To assess the applicability of this method to medicinal chemistry, 30 reactions were conducted in parallel library synthesis (Scheme 3).^[24] Judicious selection of the carboxylic acid radical surrogates focused largely on structural diversity, with an emphasis on those unavailable as the corresponding alkyl bromides or aldehydes required for conventional amino ester synthesis. Among the collection were aromatic and aliphatic heterocycles, including pyridines (89), pyrazoles (92), pyrrolidones (97), oxetanes (93), and tetrahydropyrans (94);all of which are considered privileged medicinal scaffolds.^[25] The parallel sequence was conducted on a 100 μmol scale as a two-pot procedure: in situ generation of the TCNHPI-ester and imine addition followed by sulfinamide cleavage provided the unprotected α-amino esters. All reagents, with the exception of zinc, were added as stock solutions to facilitate parallel execution.

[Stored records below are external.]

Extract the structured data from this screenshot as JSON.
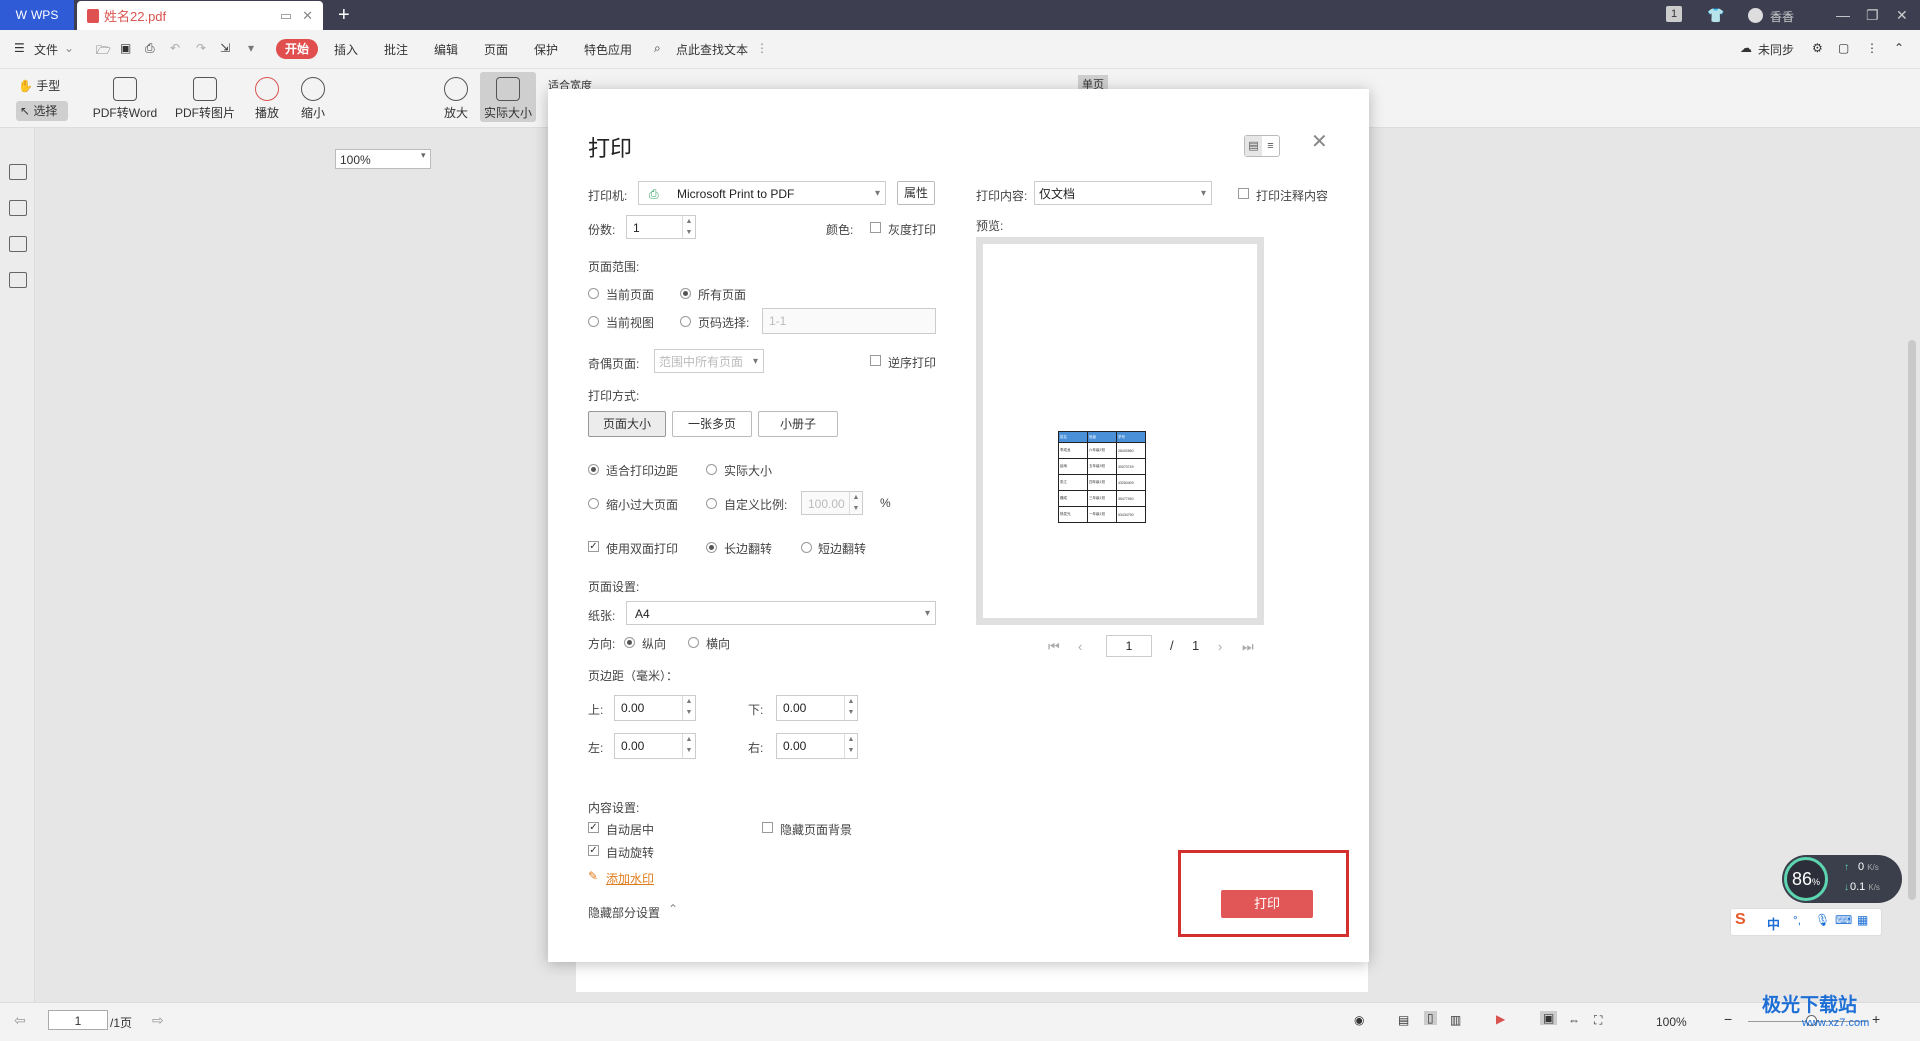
{
  "titlebar": {
    "app_label": "WPS",
    "tab_name": "姓名22.pdf",
    "page_badge": "1",
    "user": "香香"
  },
  "menubar": {
    "file": "文件",
    "start": "开始",
    "items": [
      "插入",
      "批注",
      "编辑",
      "页面",
      "保护",
      "特色应用"
    ],
    "search": "点此查找文本",
    "sync": "未同步"
  },
  "toolbar": {
    "hand": "手型",
    "select": "选择",
    "pdf_to_word": "PDF转Word",
    "pdf_to_image": "PDF转图片",
    "play": "播放",
    "zoom_out": "缩小",
    "zoom_value": "100%",
    "zoom_in": "放大",
    "actual_size": "实际大小",
    "fit_width": "适合宽度",
    "single_page": "单页"
  },
  "dialog": {
    "title": "打印",
    "printer_label": "打印机:",
    "printer_value": "Microsoft Print to PDF",
    "properties": "属性",
    "copies_label": "份数:",
    "copies_value": "1",
    "color_label": "颜色:",
    "grayscale": "灰度打印",
    "range_label": "页面范围:",
    "current_page": "当前页面",
    "all_pages": "所有页面",
    "current_view": "当前视图",
    "page_select": "页码选择:",
    "page_select_placeholder": "1-1",
    "odd_even_label": "奇偶页面:",
    "odd_even_value": "范围中所有页面",
    "reverse_print": "逆序打印",
    "mode_label": "打印方式:",
    "mode_page_size": "页面大小",
    "mode_multi": "一张多页",
    "mode_booklet": "小册子",
    "fit_margin": "适合打印边距",
    "actual_size": "实际大小",
    "shrink_large": "缩小过大页面",
    "custom_scale": "自定义比例:",
    "custom_scale_value": "100.00",
    "percent": "%",
    "duplex": "使用双面打印",
    "long_edge": "长边翻转",
    "short_edge": "短边翻转",
    "page_setup_label": "页面设置:",
    "paper_label": "纸张:",
    "paper_value": "A4",
    "orient_label": "方向:",
    "portrait": "纵向",
    "landscape": "横向",
    "margin_label": "页边距（毫米）：",
    "top_label": "上:",
    "top_value": "0.00",
    "bottom_label": "下:",
    "bottom_value": "0.00",
    "left_label": "左:",
    "left_value": "0.00",
    "right_label": "右:",
    "right_value": "0.00",
    "content_label": "内容设置:",
    "auto_center": "自动居中",
    "hide_bg": "隐藏页面背景",
    "auto_rotate": "自动旋转",
    "add_watermark": "添加水印",
    "hide_settings": "隐藏部分设置",
    "print_content_label": "打印内容:",
    "print_content_value": "仅文档",
    "print_annotations": "打印注释内容",
    "preview_label": "预览:",
    "preview_page": "1",
    "preview_sep": "/",
    "preview_total": "1",
    "print_button": "打印"
  },
  "preview_table": {
    "headers": [
      "姓名",
      "班级",
      "学号"
    ],
    "rows": [
      [
        "李成龙",
        "六年级2班",
        "28400560"
      ],
      [
        "赵雨",
        "五年级3班",
        "30070749"
      ],
      [
        "张江",
        "四年级1班",
        "43260409"
      ],
      [
        "魏成",
        "三年级1班",
        "35477940"
      ],
      [
        "杨发光",
        "一年级1班",
        "53434790"
      ]
    ]
  },
  "statusbar": {
    "page_value": "1",
    "page_total": "/1页",
    "zoom": "100%"
  },
  "widgets": {
    "speed_percent": "86",
    "speed_unit": "%",
    "up": "0",
    "up_unit": "K/s",
    "down": "0.1",
    "down_unit": "K/s",
    "ime_lang": "中",
    "watermark": "极光下载站",
    "watermark_url": "www.xz7.com"
  }
}
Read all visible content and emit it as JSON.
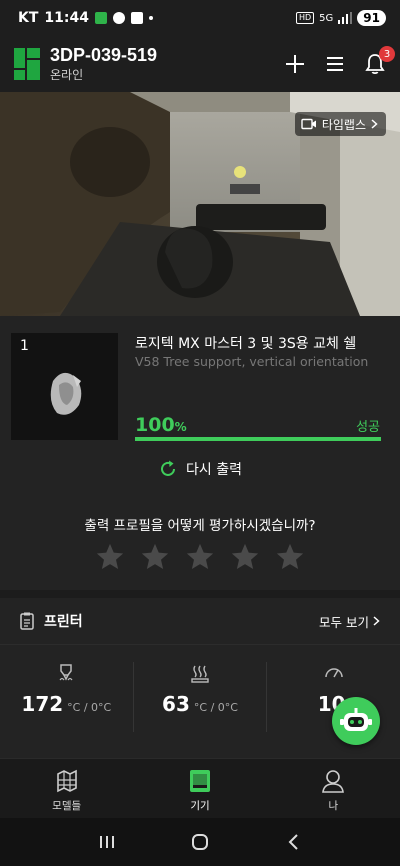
{
  "status_bar": {
    "carrier": "KT",
    "time": "11:44",
    "network": "5G",
    "battery": "91"
  },
  "header": {
    "device_name": "3DP-039-519",
    "connection_status": "온라인",
    "notification_count": "3"
  },
  "camera": {
    "timelapse_label": "타임랩스"
  },
  "print_job": {
    "plate_number": "1",
    "model_name": "로지텍 MX 마스터 3 및 3S용 교체 쉘",
    "model_profile": "V58 Tree support, vertical orientation",
    "progress_value": "100",
    "progress_unit": "%",
    "progress_fraction": 1.0,
    "result": "성공",
    "reprint_label": "다시 출력",
    "rating_question": "출력 프로필을 어떻게 평가하시겠습니까?",
    "rating_stars": 5,
    "rating_value": 0
  },
  "printer": {
    "title": "프린터",
    "view_all_label": "모두 보기",
    "temps": [
      {
        "icon": "nozzle-icon",
        "current": "172",
        "unit": "°C / 0°C"
      },
      {
        "icon": "heatbed-icon",
        "current": "63",
        "unit": "°C / 0°C"
      },
      {
        "icon": "fan-speed-icon",
        "current": "10",
        "unit": ""
      }
    ]
  },
  "bottom_nav": {
    "items": [
      {
        "label": "모델들",
        "icon": "models-icon"
      },
      {
        "label": "기기",
        "icon": "device-icon"
      },
      {
        "label": "나",
        "icon": "profile-icon"
      }
    ],
    "active_index": 1
  },
  "colors": {
    "accent": "#3fcc5b",
    "badge": "#e0393b",
    "background": "#1c1c1c"
  }
}
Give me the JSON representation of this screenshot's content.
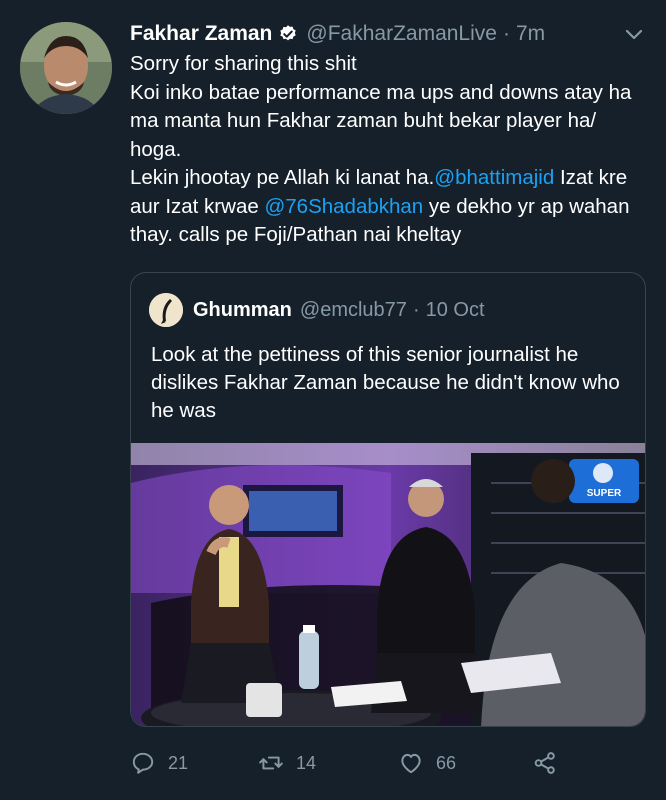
{
  "tweet": {
    "author_name": "Fakhar Zaman",
    "handle": "@FakharZamanLive",
    "separator": "·",
    "time": "7m",
    "lines": [
      "Sorry for sharing this shit",
      "Koi inko batae performance ma ups and downs atay ha ma manta hun Fakhar zaman buht bekar player ha/ hoga."
    ],
    "para3_before": "Lekin jhootay pe Allah ki lanat ha.",
    "mention_1": "@bhattimajid",
    "para3_mid": " Izat kre aur Izat krwae ",
    "mention_2": "@76Shadabkhan",
    "para3_after": " ye dekho yr ap wahan thay. calls pe Foji/Pathan nai kheltay"
  },
  "quoted": {
    "author_name": "Ghumman",
    "handle": "@emclub77",
    "separator": "·",
    "time": "10 Oct",
    "text": "Look at the pettiness of this senior journalist he dislikes Fakhar Zaman because he didn't know who he was",
    "media_logo": "SUPER"
  },
  "actions": {
    "replies": "21",
    "retweets": "14",
    "likes": "66"
  },
  "colors": {
    "background": "#15202b",
    "accent": "#1da1f2",
    "muted": "#8899a6",
    "border": "#38444d"
  },
  "icons": [
    "verified-badge-icon",
    "chevron-down-icon",
    "reply-icon",
    "retweet-icon",
    "like-icon",
    "share-icon"
  ]
}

HPLC analysis indicated that 29 of the 30 substrates successfully underwent the two-pot sequence, while 25 provided sufficient material after isolation (>1.0 mg) for submission to standard bioactivity assays. The molecular weights (<250 Da), hydrogen-bond-donor count (<3), and partition coefficients (cLogP< 3.1) of the product α-amino esters are particularly well-suited for fragment-based drug discovery (FBDD),^[26] as are the amine and ester functional handles.

Scheme 3.

A 30 compound array asymmetric synthesis of unnatural amino acids. DMAP=4-dimethylaminopyridine.

Unique among the methods available for α-AA synthesis, the modular approach described herein represents a significant departure from the two-electron mechanisms so often prescribed in the literature. This radical-based strategy relies instead on the convergent unification of feedstock carboxylic acids and a chiral glyoxylate-derived fragment, which could vastly expand AA chemical space accessible by library synthesis. Customizable by design, the simplicity and efficiency of this procedure should resonate with medicinal chemists requiring rapid access to complex, enantiopure α-AAs.